The Legal Disclaimer That Leaked From The Answer Into The Tool Call Arguments
Your counsel approved a one-line system-prompt directive: append "This information is not legal advice and should not be relied upon as such" to every response touching a regulated domain. Three weeks later, a user files a bug because their calendar event's description field opens with that same line, followed by a contract summary the agent was supposed to put into a meeting invite. The agent did not malfunction. It did exactly what the system prompt told it to do, which turned out to be a behavior that ranges over every channel the model produces text into — including the JSON arguments of the next tool it called.
The instruction was a content-formatting rule and the model treated it as one. It did not distinguish "user-facing response" from "tool call argument" because nothing in the prompt told it those were different surfaces. The disclaimer ended up in the calendar, in the email draft, in the Slack message your agent posted on the user's behalf. Each of these was a separate downstream system whose author had no idea a compliance string was about to be injected into a structured field, and each had a different cleanup cost.

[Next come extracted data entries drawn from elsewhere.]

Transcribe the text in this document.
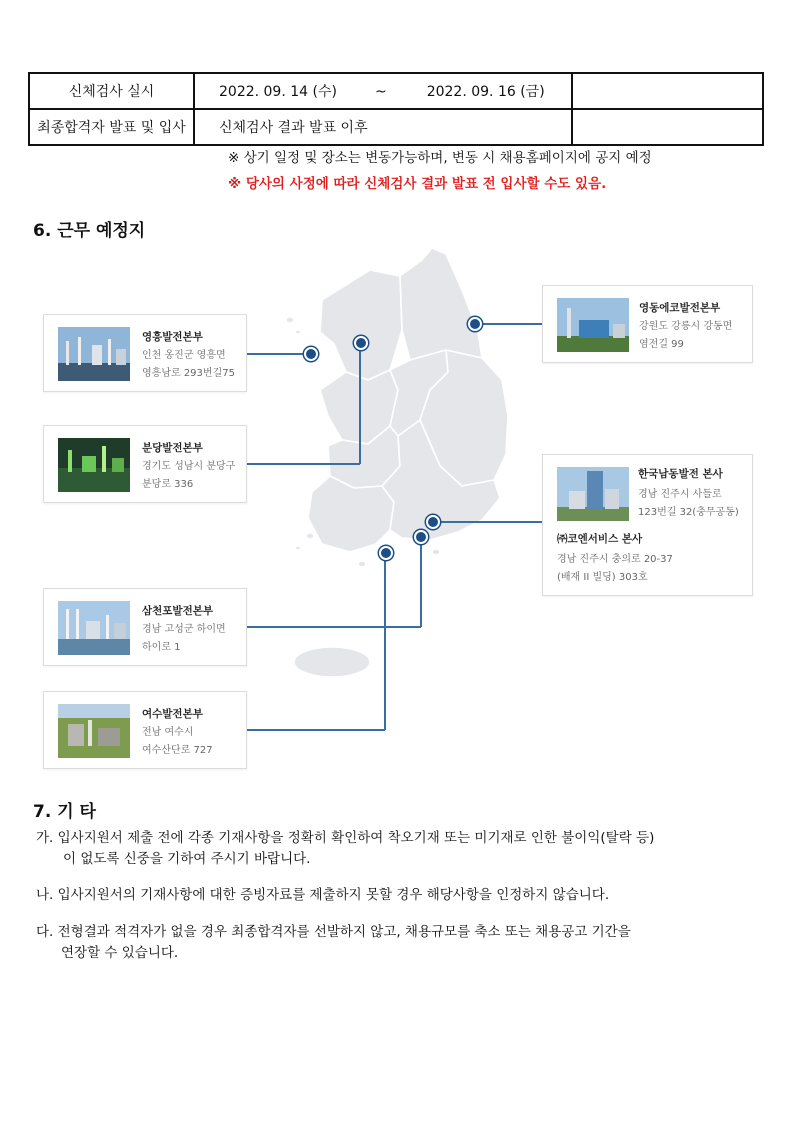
신체검사 실시	2022. 09. 14 (수) ~ 2022. 09. 16 (금)	
최종합격자 발표 및 입사	신체검사 결과 발표 이후	
※ 상기 일정 및 장소는 변동가능하며, 변동 시 채용홈페이지에 공지 예정
※ 당사의 사정에 따라 신체검사 결과 발표 전 입사할 수도 있음.
6. 근무 예정지
영흥발전본부
인천 옹진군 영흥면
영흥남로 293번길75
분당발전본부
경기도 성남시 분당구
분당로 336
삼천포발전본부
경남 고성군 하이면
하이로 1
여수발전본부
전남 여수시
여수산단로 727
영동에코발전본부
강원도 강릉시 강동면
염전길 99
한국남동발전 본사
경남 진주시 사들로
123번길 32(충무공동)
㈜코엔서비스 본사
경남 진주시 충의로 20-37
(배재 II 빌딩) 303호
7. 기 타
가. 입사지원서 제출 전에 각종 기재사항을 정확히 확인하여 착오기재 또는 미기재로 인한 불이익(탈락 등)
이 없도록 신중을 기하여 주시기 바랍니다.
나. 입사지원서의 기재사항에 대한 증빙자료를 제출하지 못할 경우 해당사항을 인정하지 않습니다.
다. 전형결과 적격자가 없을 경우 최종합격자를 선발하지 않고, 채용규모를 축소 또는 채용공고 기간을
연장할 수 있습니다.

This is the failure mode this article is about: safety boilerplate that escapes its intended audience because the prompt that defined it did not name an audience. The team prompted for a user-visible behavior and the model executed a content-shape rule. The shape flowed into machine-readable surfaces the prompt did not mention, and the consequences propagated to systems whose data the team had no rollback authority over.
A prompt directive is a behavior over every channel the model writes into
System prompts are not configuration. They are tokens the model reads on every forward pass, conditioning the next-token distribution alongside conversation history and retrieved context. A behavioral constraint in the system prompt influences every decision the model makes during that turn and every tool call that turn produces.
When you write "append this disclaimer to every response that touches regulated content," the model has to decide what counts as a response and what counts as touching regulated content. The first decision is the one that breaks. From the model's vantage, a tool call argument is a string it is producing in service of completing the user's request — and the user's request was about regulated content. The argument is downstream of the regulated context. The disclaimer applies.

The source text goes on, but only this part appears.